The next work, Haydn’s Arianna a Naxos, brings Karen Cargill to the stage. Since she won the Kathleen Ferrier Award in 2002, her voice has gone from strength to strength and now is a powerful yet luscious toned instrument which delights audiences all over the world. Haydn’s version of the story of Arianna’s desertion on Naxos is one of many in the musical world, most notably Strauss’s Ariadne auf Naxos. In this version of the story, by an unknown Italian librettist, Arianna dies after going through the range of emotions in this cantata, written by Haydn for a mezzo soprano.
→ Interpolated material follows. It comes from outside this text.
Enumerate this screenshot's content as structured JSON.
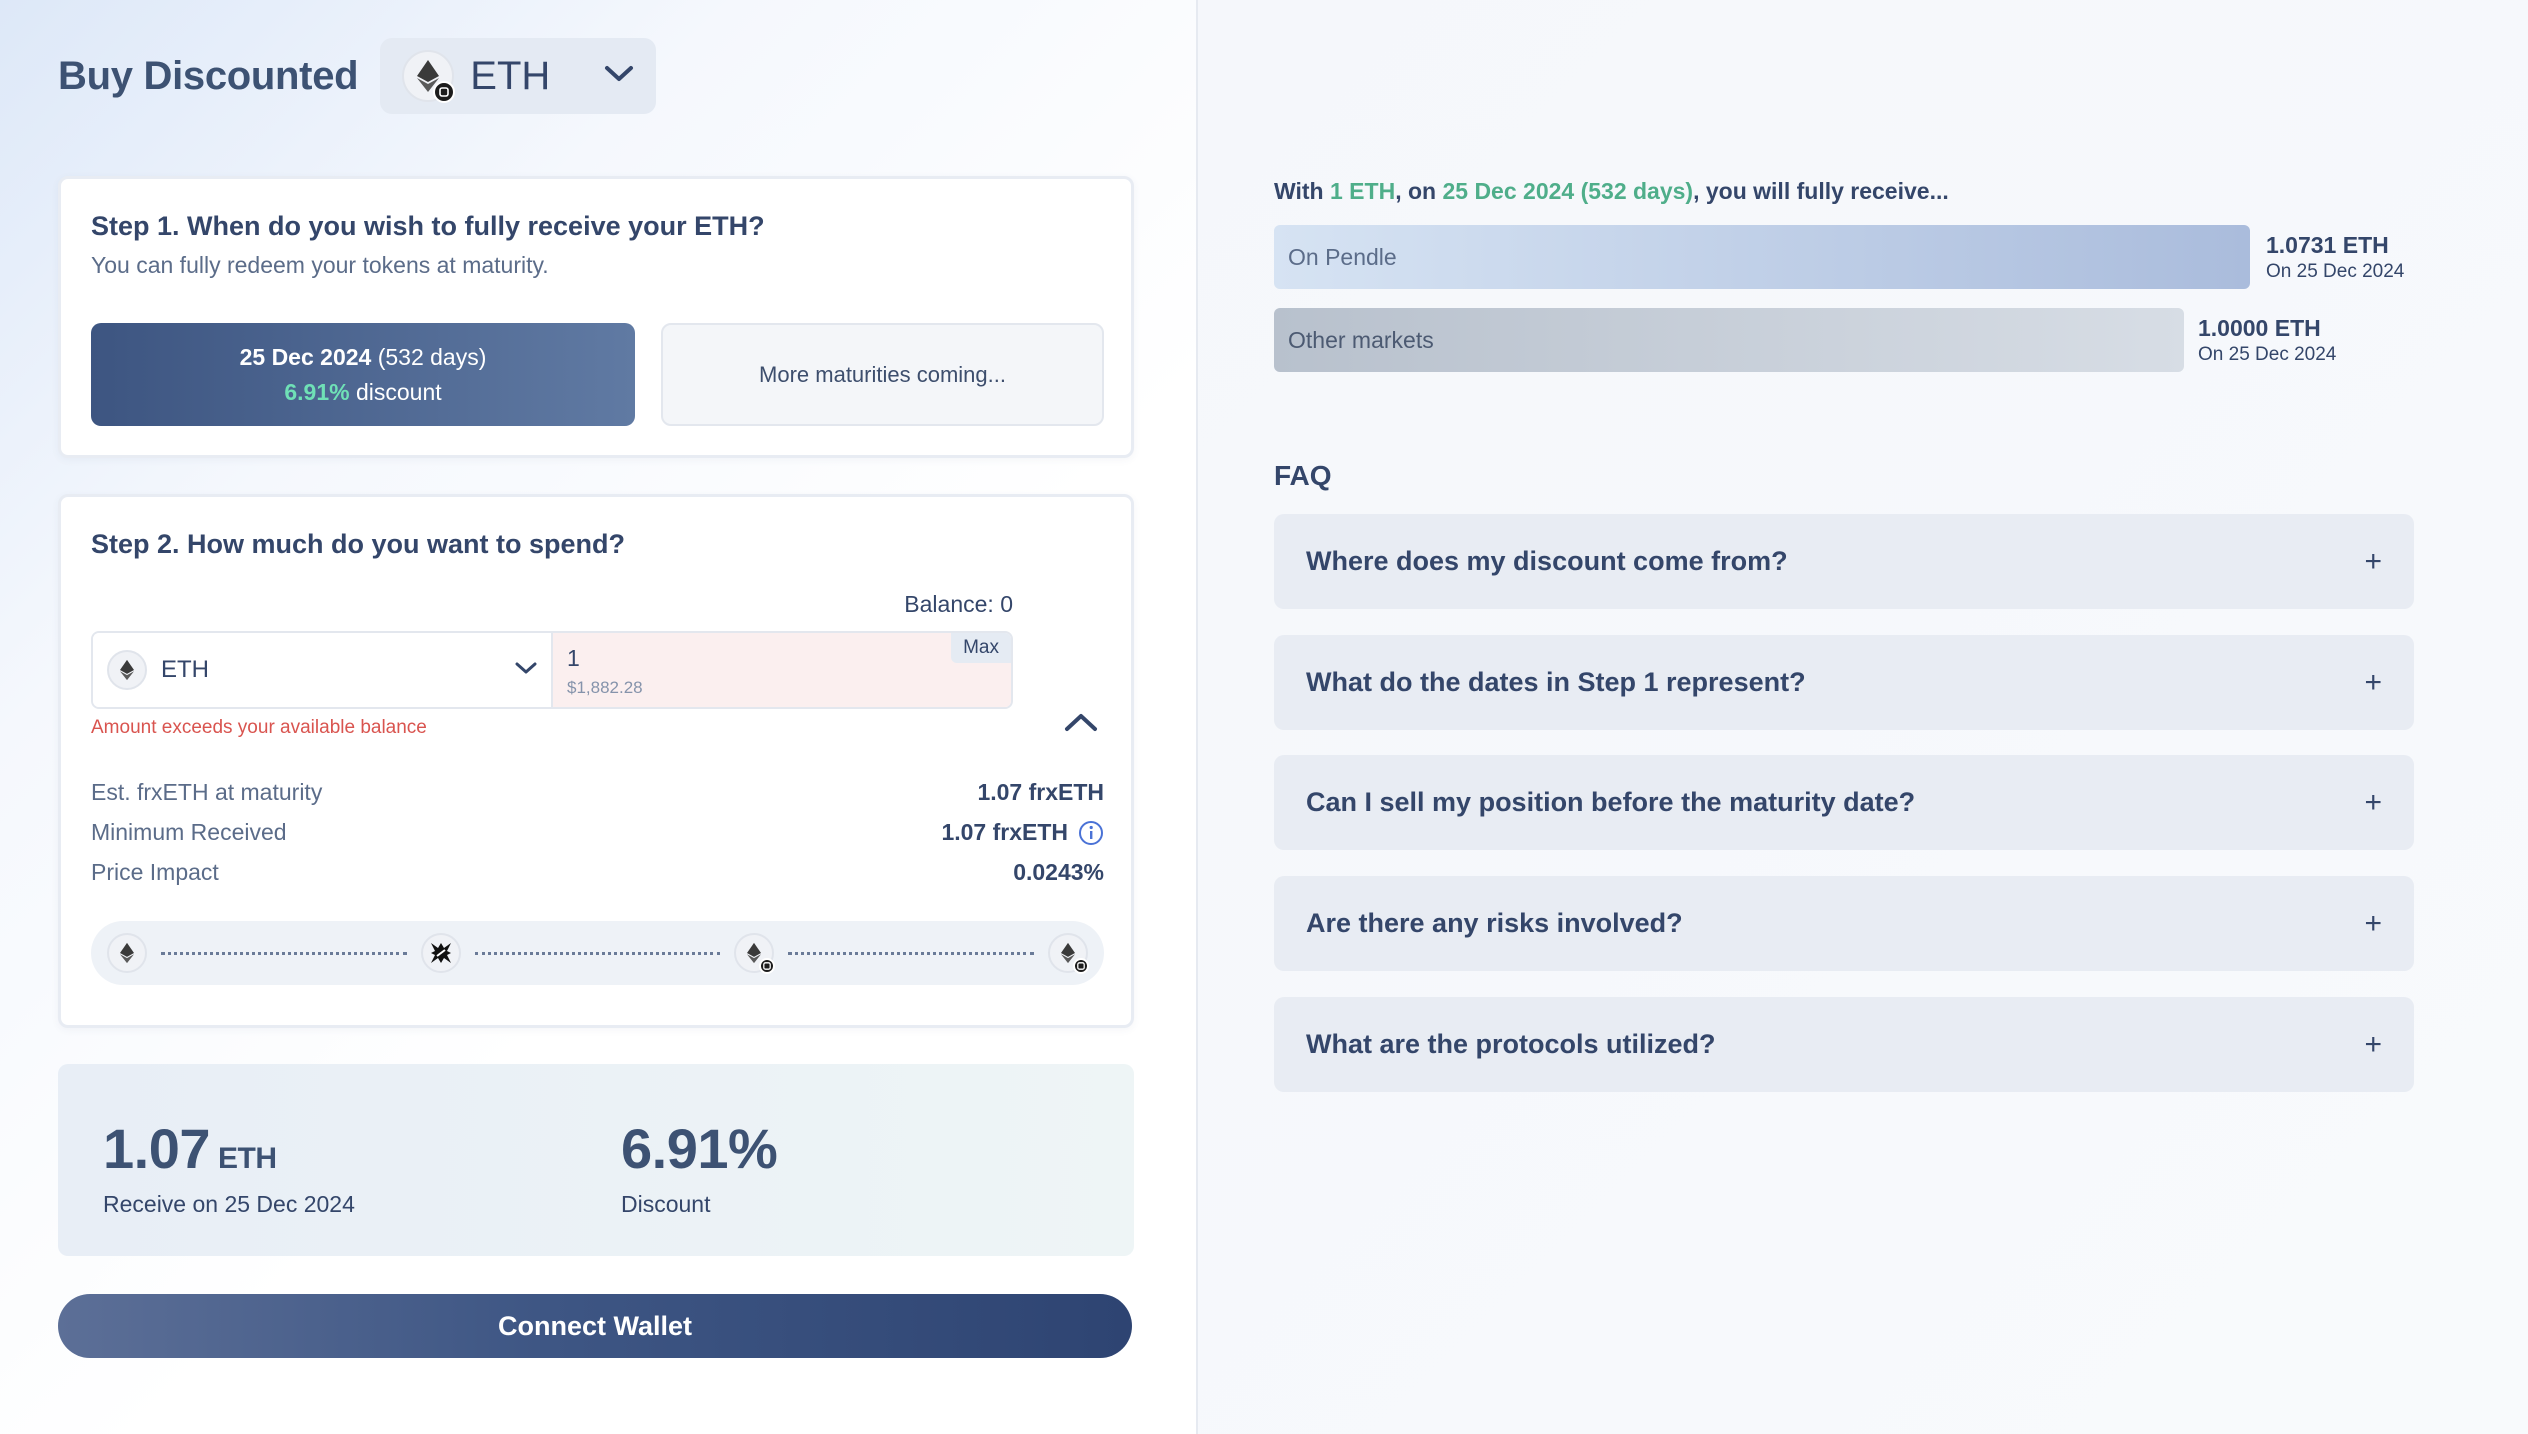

It is a perfect vehicle for Karen Cargill to demonstrate her wonderful voice, from the slow soft reflective arias on her love for Theseus, to her final dramatic climax as she realises she has been abandoned.

After the interval Cargill demonstrates her operatic ability in Berlioz’s great opera The Trojans which she has sung at the Met and for Scottish Opera. It deals with Dido and Aeneas, as does her other aria from one of the earliest operas – Purcell’s Dido and Aeneas written in 1683. It contains one of the most famous operatic arias When I Am Laid In Earth, now known as Dido’s Lament. This is preceded by Purcell’s Fantasia for Strings and later followed by the second part of Stravinsky’s Apollo. It makes for a perfect concert.